Test Summary:                                    |  Pass  Error  Broken  Total  Time
  Overall                                        | 28796      1      12  28809
 core/cudadrv                                    |  2074              3   2077
 base/texture                                    |    56              4     60
 core/nvml                                       |    27              1     28
 base/examples                                   |            1              1
 base/kernelabstractions                         |  2462              4   2466

As in the Julia CUDA manual, " On Windows, also make sure you have the Visual C++ redistributable installed." I downloaded the Visual C++ redistributable [2015 - 2019] and tried to install it.

It turns out that there is a more recent version [2015 - 2022] already installed on my system

which prevents the linked redistributable from being installed.
Is having the more recent redistributable installed okay?

Advice on how to address these errors would be appreciated.

Yes, that should be fine. If you don’t have it installed, you’ll run into The specified module could not be found errors during testing.

The base/examples test failures are probably unrelated. Try running each example in isolation (from the examples/ folder in the repository) to see which one fails.

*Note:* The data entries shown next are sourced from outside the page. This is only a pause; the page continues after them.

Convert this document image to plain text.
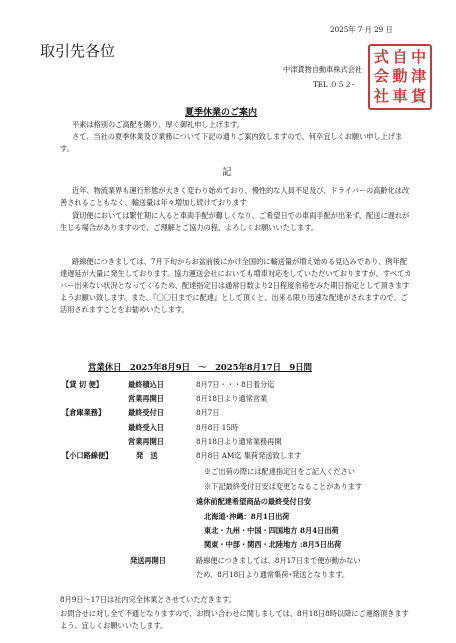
2025年 7 月 29 日
取引先各位
中津貨物自動車株式会社
TEL ０５２-
式 自 中
会 動 津
社 車 貨
夏季休業のご案内
平素は格別のご高配を賜り、厚く御礼申し上げます。
さて、当社の夏季休業及び業務について下記の通りご案内致しますので、何卒宜しくお願い申し上げます。
記
近年、物流業界も運行形態が大きく変わり始めており、慢性的な人員不足及び、ドライバーの高齢化は改善されることもなく、輸送量は年々増加し続けております
貸切便においては繁忙期に入ると車両手配が難しくなり、ご希望日での車両手配が出来ず、配送に遅れが生じる場合がありますので、ご理解とご協力の程、よろしくお願いいたします。
路線便につきましては、7月下旬からお盆前後にかけ全国的に輸送量が増え始める見込みであり、例年配達遅延が大量に発生しております。協力運送会社においても増車対応をしていただいておりますが、すべてカバー出来ない状況となってくるため、配達指定日は通常日数より2日程度余裕をみた期日指定として頂きますようお願い致します。また、『〇〇日までに配達』として頂くと、出来る限り迅速な配達がされますので、ご活用されますことをお勧めいたします。
営業休日　2025年8月9日　～　2025年8月17日　9日間
【貸 切 便】	最終積込日	8月7日・・・8日着分迄
	営業再開日	8月18日より通常営業
【倉庫業務】	最終受付日	8月7日
	最終受入日	8月8日 15時
	営業再開日	8月18日より通常業務再開
【小口路線便】	発　送	8月8日 AM迄 集荷発送致します
※ご出荷の際には配達指定日をご記入ください
※下記最終受付日安は変更となることがあります
遠休前配達希望商品の最終受付日安
北海道･沖縄：8月1日出荷
東北・九州・中国・四国地方 8月4日出荷
関東・中部・関西・北陸地方 :8月5日出荷
発送再開日	路線便につきましては、8月17日まで便が動かない
ため、8月18日より通常集荷･発送となります。
8月9日～17日は社内完全休業とさせていただきます。
お問合せに対し全て不通となりますので、お問い合わせに関しましては、8月18日8時以降にご連絡頂きますよう、宜しくお願いいたします。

Thanks for your reply and advice.

In the directory
C:\Users\. . .\.julia\packages\CUDA\oymHm\examples

I found the following

julia> include("hello_world.jl")
Greetings from block 2, thread 1!
Greetings from block 2, thread 2!
Greetings from block 1, thread 1!
Greetings from block 1, thread 2!
julia> include("pairwise.jl")
Test Passed
julia> include("peakflops.jl")
3.2044053e12
julia> include("vadd.jl")
Test Passed

As all the tests worked, is this the correct examples/ directory to run the tests?

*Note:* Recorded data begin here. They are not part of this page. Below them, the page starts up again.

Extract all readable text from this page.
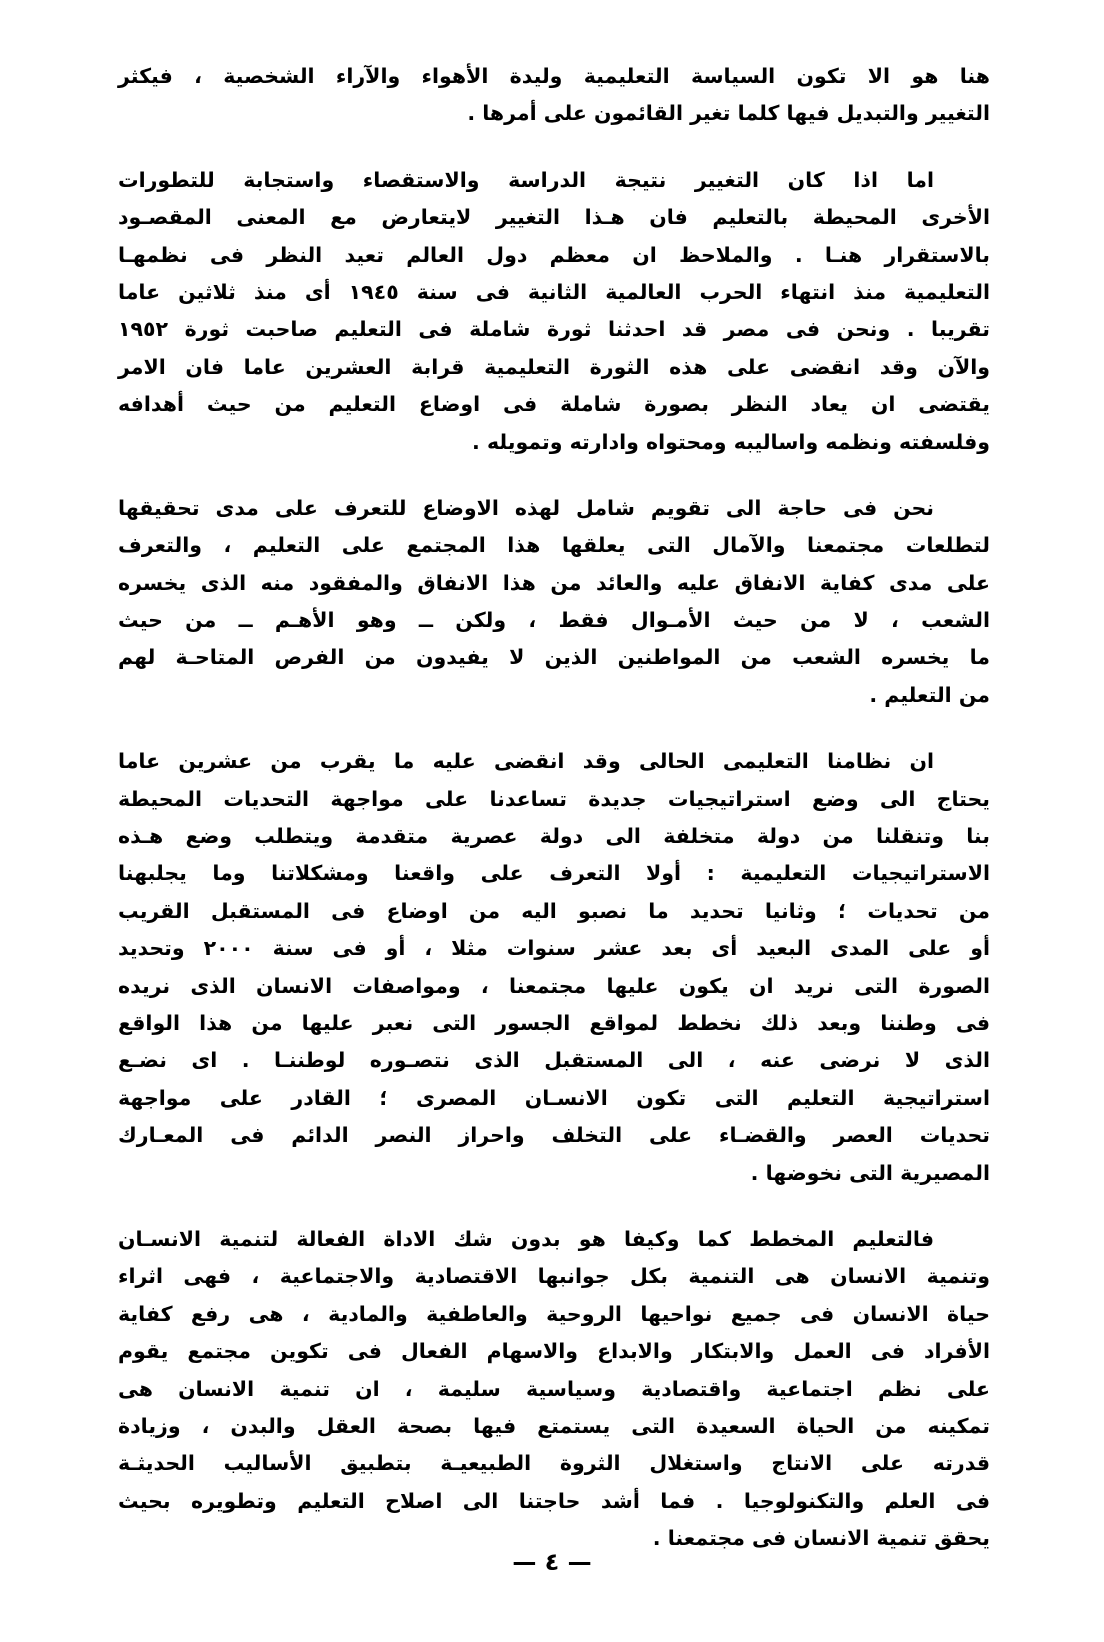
هنا هو الا تكون السياسة التعليمية وليدة الأهواء والآراء الشخصية ، فيكثر
التغيير والتبديل فيها كلما تغير القائمون على أمرها .
اما اذا كان التغيير نتيجة الدراسة والاستقصاء واستجابة للتطورات
الأخرى المحيطة بالتعليم فان هـذا التغيير لايتعارض مع المعنى المقصـود
بالاستقرار هنـا . والملاحظ ان معظم دول العالم تعيد النظر فى نظمهـا
التعليمية منذ انتهاء الحرب العالمية الثانية فى سنة ١٩٤٥ أى منذ ثلاثين عاما
تقريبا . ونحن فى مصر قد احدثنا ثورة شاملة فى التعليم صاحبت ثورة ١٩٥٢
والآن وقد انقضى على هذه الثورة التعليمية قرابة العشرين عاما فان الامر
يقتضى ان يعاد النظر بصورة شاملة فى اوضاع التعليم من حيث أهدافه
وفلسفته ونظمه واساليبه ومحتواه وادارته وتمويله .
نحن فى حاجة الى تقويم شامل لهذه الاوضاع للتعرف على مدى تحقيقها
لتطلعات مجتمعنا والآمال التى يعلقها هذا المجتمع على التعليم ، والتعرف
على مدى كفاية الانفاق عليه والعائد من هذا الانفاق والمفقود منه الذى يخسره
الشعب ، لا من حيث الأمـوال فقط ، ولكن ــ وهو الأهـم ــ من حيث
ما يخسره الشعب من المواطنين الذين لا يفيدون من الفرص المتاحـة لهم
من التعليم .
ان نظامنا التعليمى الحالى وقد انقضى عليه ما يقرب من عشرين عاما
يحتاج الى وضع استراتيجيات جديدة تساعدنا على مواجهة التحديات المحيطة
بنا وتنقلنا من دولة متخلفة الى دولة عصرية متقدمة ويتطلب وضع هـذه
الاستراتيجيات التعليمية : أولا التعرف على واقعنا ومشكلاتنا وما يجلبهنا
من تحديات ؛ وثانيا تحديد ما نصبو اليه من اوضاع فى المستقبل القريب
أو على المدى البعيد أى بعد عشر سنوات مثلا ، أو فى سنة ٢٠٠٠ وتحديد
الصورة التى نريد ان يكون عليها مجتمعنا ، ومواصفات الانسان الذى نريده
فى وطننا وبعد ذلك نخطط لمواقع الجسور التى نعبر عليها من هذا الواقع
الذى لا نرضى عنه ، الى المستقبل الذى نتصـوره لوطننـا . اى نضـع
استراتيجية التعليم التى تكون الانسـان المصرى ؛ القادر على مواجهة
تحديات العصر والقضـاء على التخلف واحراز النصر الدائم فى المعـارك
المصيرية التى نخوضها .
فالتعليم المخطط كما وكيفا هو بدون شك الاداة الفعالة لتنمية الانسـان
وتنمية الانسان هى التنمية بكل جوانبها الاقتصادية والاجتماعية ، فهى اثراء
حياة الانسان فى جميع نواحيها الروحية والعاطفية والمادية ، هى رفع كفاية
الأفراد فى العمل والابتكار والابداع والاسهام الفعال فى تكوين مجتمع يقوم
على نظم اجتماعية واقتصادية وسياسية سليمة ، ان تنمية الانسان هى
تمكينه من الحياة السعيدة التى يستمتع فيها بصحة العقل والبدن ، وزيادة
قدرته على الانتاج واستغلال الثروة الطبيعيـة بتطبيق الأساليب الحديثـة
فى العلم والتكنولوجيا . فما أشد حاجتنا الى اصلاح التعليم وتطويره بحيث
يحقق تنمية الانسان فى مجتمعنا .
— ٤ —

Yes, but the subdirectories you see there contain other examples. Also, the test suite executes with --check-bounds=yes, in case that would cause something to fail.

Had a look and ran:

C:\Users\ . . .\ .julia\packages\CUDA\oymHm\examples\driver

julia> using CUDA

julia> include("vadd.jl")
Test Passed

C:\Users\ . . .\ .julia\packages\CUDA\oymHm\examples\wmma

julia> using CUDA

julia> include("high-level.jl")
PS C:\Users\ . . . \.julia\packages\CUDA\oymHm\examples\wmma>
julia> using CUDA

julia> include("low-level.jl")
PS C:\Users\ . . . \.julia\packages\CUDA\oymHm\examples\wmma>

Both scripts seem to crash, no error messages, and force an exit from Julia.

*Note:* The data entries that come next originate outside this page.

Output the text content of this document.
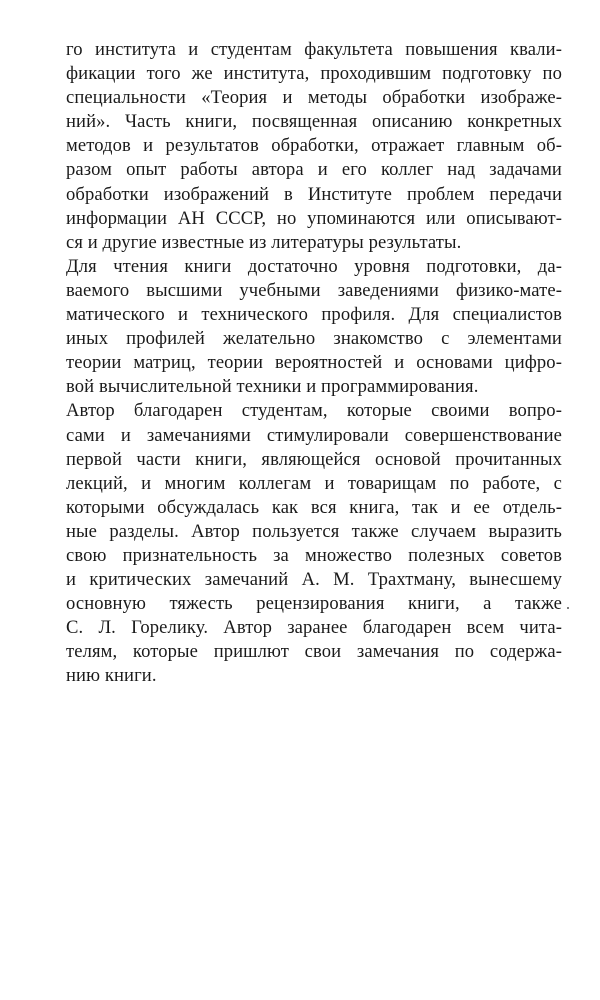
го института и студентам факультета повышения квали-
фикации того же института, проходившим подготовку по
специальности «Теория и методы обработки изображе-
ний». Часть книги, посвященная описанию конкретных
методов и результатов обработки, отражает главным об-
разом опыт работы автора и его коллег над задачами
обработки изображений в Институте проблем передачи
информации АН СССР, но упоминаются или описывают-
ся и другие известные из литературы результаты.
Для чтения книги достаточно уровня подготовки, да-
ваемого высшими учебными заведениями физико-мате-
матического и технического профиля. Для специалистов
иных профилей желательно знакомство с элементами
теории матриц, теории вероятностей и основами цифро-
вой вычислительной техники и программирования.
Автор благодарен студентам, которые своими вопро-
сами и замечаниями стимулировали совершенствование
первой части книги, являющейся основой прочитанных
лекций, и многим коллегам и товарищам по работе, с
которыми обсуждалась как вся книга, так и ее отдель-
ные разделы. Автор пользуется также случаем выразить
свою признательность за множество полезных советов
и критических замечаний А. М. Трахтману, вынесшему
основную тяжесть рецензирования книги, а также
С. Л. Горелику. Автор заранее благодарен всем чита-
телям, которые пришлют свои замечания по содержа-
нию книги.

Also, the test suite executes with --check-bounds=yes, in case that would cause something to fail.

PS C:\Users\. . . > julia -t auto --check-bounds=no

Precompiling InteractiveUtils...
  3 dependencies successfully precompiled in 5 seconds
Precompiling REPL...
  3 dependencies successfully precompiled in 50 seconds. 3 already precompiled.
julia> using CUDA
Precompiling CUDA...
  96 dependencies successfully precompiled in 143 seconds. 4 already precompiled.
Precompiling REPLExt...
  1 dependency successfully precompiled in 8 seconds. 26 already precompiled.
Precompiling StyledStringsExt...
  1 dependency successfully precompiled in 1 seconds. 4 already precompiled.
(@v1.11) pkg> test CUDA
     Testing CUDA

results in the same errors in base/examples as listed in my original post.

That makes it hard to debug, of course. But it does seem like the source of the test suite failures.

In any case, if you don’t use WMMA, you shouldn’t run in this being problematic. Also, IIUC the wmma tests themselves seem to pass fine on your system, so maybe this is just a problem with the examples.

Thank you for your replies and advice, will now give CUDA a go and see if any issues arise in application.